|Date of birth:||9th February 1899|
|Place of birth:||Shirley, Southampton|
|Regiment:||Machine Gun Corps|
|Rank / Service No:||Private, 133679|
|Died:||27th May 1918, aged 19 years|
|Commemorated:||Soissons Memorial, France|
William was the third of 7 known siblings born to John and Ann Gifford (nee Parker), who married in Shirley in 1895.
It is not known when either parent died, but Ann was born in Dorset in 1875 and John in Clapton in 1876.
The couple had a total of 10 children, but 3 are unaccounted for.

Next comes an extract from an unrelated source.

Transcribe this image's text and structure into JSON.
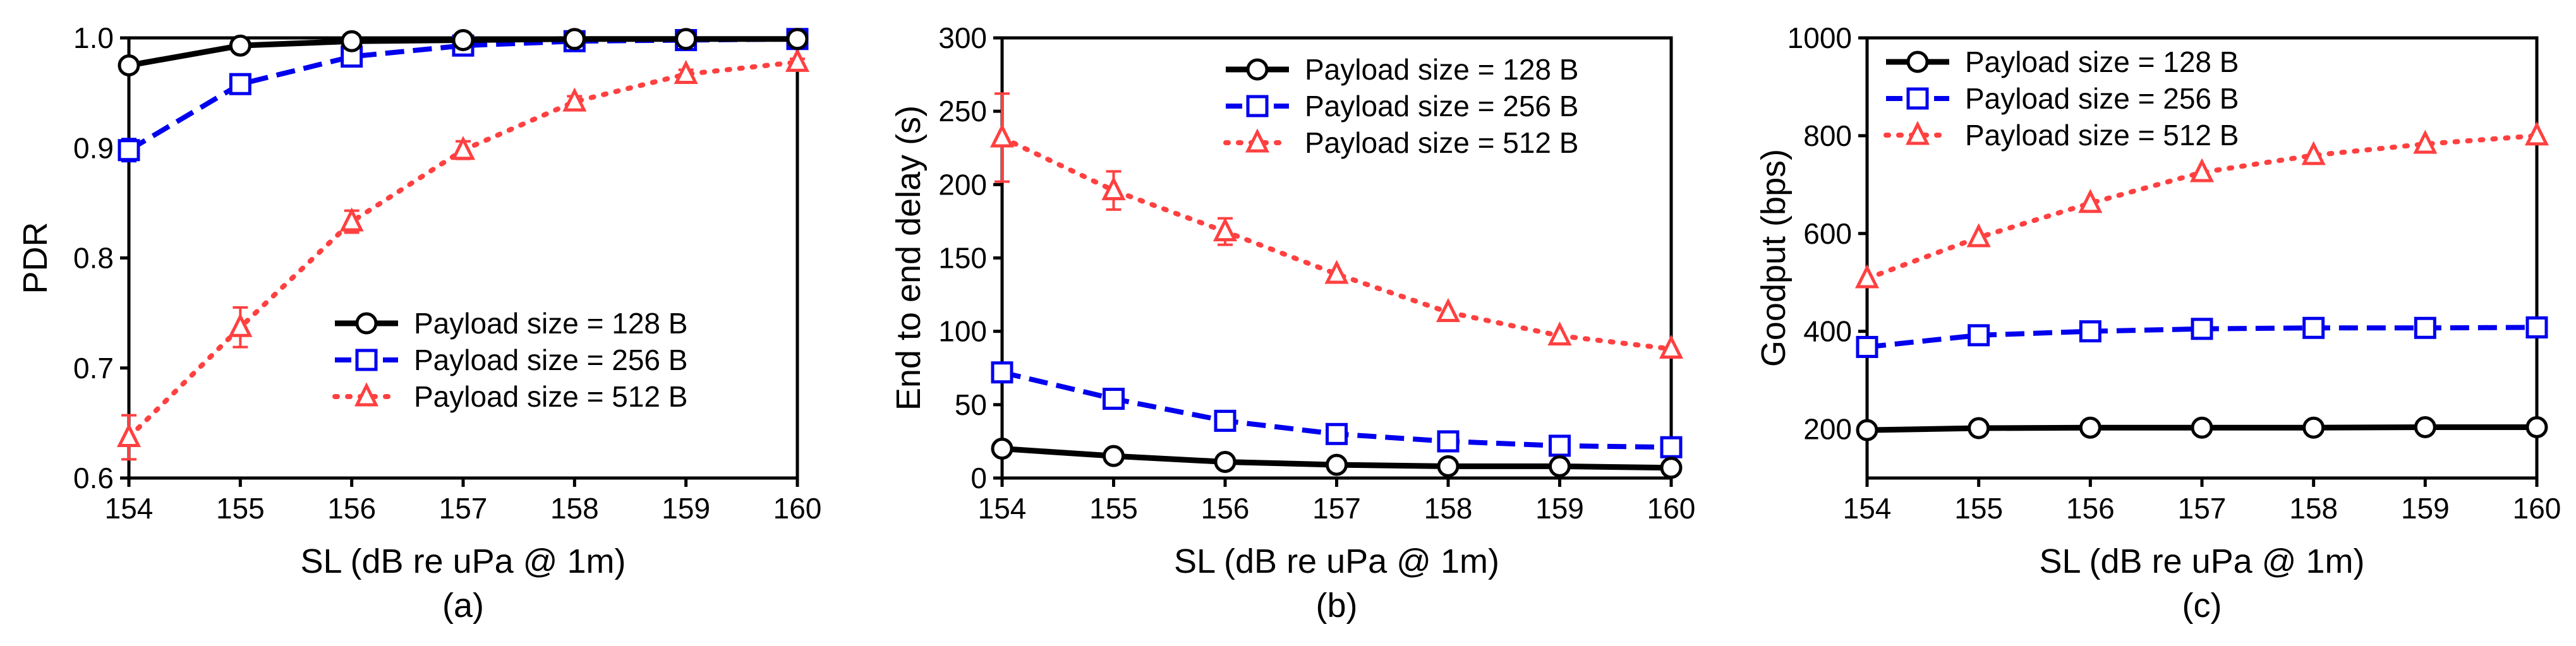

Most unfortunately, records show Ann and all her children (bar Nellie) in a St. Mary’s Workhouse at the 1911 Census.
Ellen Mary (Nellie) b. 1895 Shirley d. 1975 Southampton
Elizabeth Ann (Annie) b. 1897 Shirley d. ??
Edwin George b. 1900 Shirley d. 1940 Southampton
Alice Louise b. 1901 Shirley d. 1917 Southampton
Elsie M. b. 1902 Shirley d. 1932 Southampton
Charles b. 1906 Shirley d. ??
The 50th Machine Gun Company joined the 17th (Northern) Division on 12 February 1916.
In the spring of 1916, they were in action at the Bluff, near Ypres, and then moved south to the Somme, seeing action during the Battle of Albert (in which the division captured Fricourt) and the Battle of Delville Wood.
In 1917, the Company moved to Arras and saw action in the First and Second Battles of the Scarpe and the capture of Roeux.
In late summer 1917, the company moved to Flanders with the same Division and fought in the First and Second Battles of Passchendaele.
On 24 February 1918, they joined with other Machine Gun Companies of the Division to form the 17th Machine Gun Battalion.
The front around Soissons was mostly held by French forces but the city always remained in range of German artillery.
At the end of April 1918, 5 Divisions of Commonwealth forces (IX Corps) were posted to the French 6th Army in the Soissons sector to rest and refit, following the German offensives on the Somme and Lys.
At the end of May, IX Corps found themselves facing an overwhelming German attack which, despite fierce opposition, pushed the Allied forces back across the Aisne to the Marne.
IX Corps suffered 15,000 fatal casualties, including William.
The Memorial commemorates almost 4,000 men of UK forces who died during the Battles of the Aisne and the Marne in 1918 and have no known grave.